In general, the people were friendly and chatty (except the French Canadians who are kinda difficult to talk to when chatting away in French) so I met a couple guys the first night – one of which drove me and the other guy around a bit. However after saying goodbye to go hiking I really got to experience Hawaii. First up, hitchhiking is a pain in the ass. There’s so many cars, but most of them are tourists or rich american retirees who are paranoid of hitchers. I understand that the homelessness and drug issues are pretty bad, but I’d like to think I don’t look with a meth addict. Secondly – check every bus is going where you want it too, the drivers are (mostly) friendly, but not that helpful and there’s no LED screens or anything fancy at all to say what the next stop is or anything. I got on the 5PM bus, but didn’t realise that it was actually the 4.30 half an hour late, and the next stop was a half hour away in the wrong direction.
The next couple days we rented a car, thankfully I made enough friends to make this a nice cheap option working out about $15 a day per person. With a car the island is a dream, so easy to navigate and nicely slow paced with the thousand other tourists all in identical cars. Lots of places to stop, but the road to Hana is a must, plus all the beaches and waterfalls along the way. The south east side edge of the island gets very tricky to drive though, so make sure you’ve got a confident driver, especially if it’s getting dark. The Volcano is another great stop, easy to drive but try to take it easy on the brakes on the way back down, it’s easy to cook them, and as we learnt the rental companies don’t check them very well (thank you Thrifty).
I stayed with a Couch Surfer for the first couple days here, who picked me up, drove me and around and generally kept me busy for a few days, and after I left I got more and more grateful for his assistance. Without a car it’s very difficult to get around the island. The bus from Ocean View where I was staying leaves once a day, at 6.45AM, to Hilo. From there there are a few places you can walk to, I managed a good couple of waterfalls and some lava caves, plus the seaside walk, but after two days I was out of sites to see and had to get a car again. This time I hadn’t managed to meet anyone in the hostel in Hilo, there were only a few people around, and they all seemed to be doing the things I had just done. It made it a bit lonely and depressing, but worst of all for my wallet – expensive. The car was around $100 a day in total but it was the only way to see what I needed to see. I had tried hitching back from the lava tubes as it was a straight road back to Hilo, but after 45 minutes of walking with my thumb out I made it back into town myself. It would be pretty much impossible to get around without either a car, or booking a tour. Due to the lovely one-way fees I ended up dropping the car back to Hilo and then bussing all the way back around the island to Kona.

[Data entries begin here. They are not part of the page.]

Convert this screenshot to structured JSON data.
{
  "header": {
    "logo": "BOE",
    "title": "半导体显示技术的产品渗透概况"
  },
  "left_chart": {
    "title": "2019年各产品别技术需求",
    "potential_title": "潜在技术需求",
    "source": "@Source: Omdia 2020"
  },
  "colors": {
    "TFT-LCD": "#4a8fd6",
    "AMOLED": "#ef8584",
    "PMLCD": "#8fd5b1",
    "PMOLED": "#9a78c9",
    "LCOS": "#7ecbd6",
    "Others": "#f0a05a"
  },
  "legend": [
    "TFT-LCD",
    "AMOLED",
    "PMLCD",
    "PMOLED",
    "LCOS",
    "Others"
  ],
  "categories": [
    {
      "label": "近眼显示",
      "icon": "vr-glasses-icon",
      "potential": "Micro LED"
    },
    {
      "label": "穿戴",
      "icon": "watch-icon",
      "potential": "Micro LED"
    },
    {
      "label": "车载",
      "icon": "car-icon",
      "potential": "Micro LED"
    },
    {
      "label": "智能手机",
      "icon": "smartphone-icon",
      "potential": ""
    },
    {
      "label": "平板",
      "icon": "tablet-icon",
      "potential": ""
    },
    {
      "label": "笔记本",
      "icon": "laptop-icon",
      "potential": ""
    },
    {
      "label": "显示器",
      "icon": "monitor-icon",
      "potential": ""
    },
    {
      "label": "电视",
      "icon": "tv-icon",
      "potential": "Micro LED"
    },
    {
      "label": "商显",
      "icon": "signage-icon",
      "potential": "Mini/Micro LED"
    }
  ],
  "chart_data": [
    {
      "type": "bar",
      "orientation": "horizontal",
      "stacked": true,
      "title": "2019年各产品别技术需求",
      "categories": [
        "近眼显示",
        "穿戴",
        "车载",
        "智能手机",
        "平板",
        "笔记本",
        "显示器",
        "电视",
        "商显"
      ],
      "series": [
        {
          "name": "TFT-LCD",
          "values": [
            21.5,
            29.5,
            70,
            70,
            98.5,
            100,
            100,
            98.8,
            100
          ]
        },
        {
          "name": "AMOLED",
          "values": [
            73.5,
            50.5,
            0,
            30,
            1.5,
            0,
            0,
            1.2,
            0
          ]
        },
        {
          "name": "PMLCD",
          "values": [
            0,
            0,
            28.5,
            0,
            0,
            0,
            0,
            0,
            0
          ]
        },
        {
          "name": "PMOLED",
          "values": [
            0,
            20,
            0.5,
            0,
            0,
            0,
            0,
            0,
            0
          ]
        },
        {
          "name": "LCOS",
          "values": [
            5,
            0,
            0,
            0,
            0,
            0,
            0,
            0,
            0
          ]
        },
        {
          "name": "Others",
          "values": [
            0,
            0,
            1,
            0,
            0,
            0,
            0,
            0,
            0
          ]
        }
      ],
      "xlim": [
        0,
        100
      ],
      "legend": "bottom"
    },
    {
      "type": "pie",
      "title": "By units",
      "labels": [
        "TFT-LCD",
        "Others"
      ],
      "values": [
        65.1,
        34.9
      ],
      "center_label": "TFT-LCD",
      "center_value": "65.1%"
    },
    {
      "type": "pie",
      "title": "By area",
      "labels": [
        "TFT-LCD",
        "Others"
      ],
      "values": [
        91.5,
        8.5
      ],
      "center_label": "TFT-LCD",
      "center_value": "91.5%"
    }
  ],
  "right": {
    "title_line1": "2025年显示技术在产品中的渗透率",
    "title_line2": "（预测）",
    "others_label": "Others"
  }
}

As far as places to see, the Volcano is another obvious choice, and for you hikers there’s Mauna Kea summit to climb (although you can drive it if you have a 4×4). There’s plenty of beaches and loads of alien planet style volcanic areas to see, plus some pretty epic waterfalls. I did the Manta night dive, but it wasn’t quite the experience I was hoping for, the rays never came up to feed at our float station, they stayed deep down with the divers. If they’d come up closer then it would be an amazing experience, but I think I got unlucky.
Overall, with the costs of the hostels, car rental and the awkwardness of getting around, I do not recommend Hawaii for a solo trip. There wasn’t enough people around to meet, and it got pretty lonely after a while, although I did get a lot of reading done. North America is way too focused on cars to really open up to solo travelers, and when you can get nice hotel rooms and AirBnBs at great prices (for 2) I really think it would be best to go with a good friend or two, or a significant other. Perhaps it would be better in peak season, but I don’t think I’d want even more people around!
Fun, beautiful, but not easy as a solo traveler.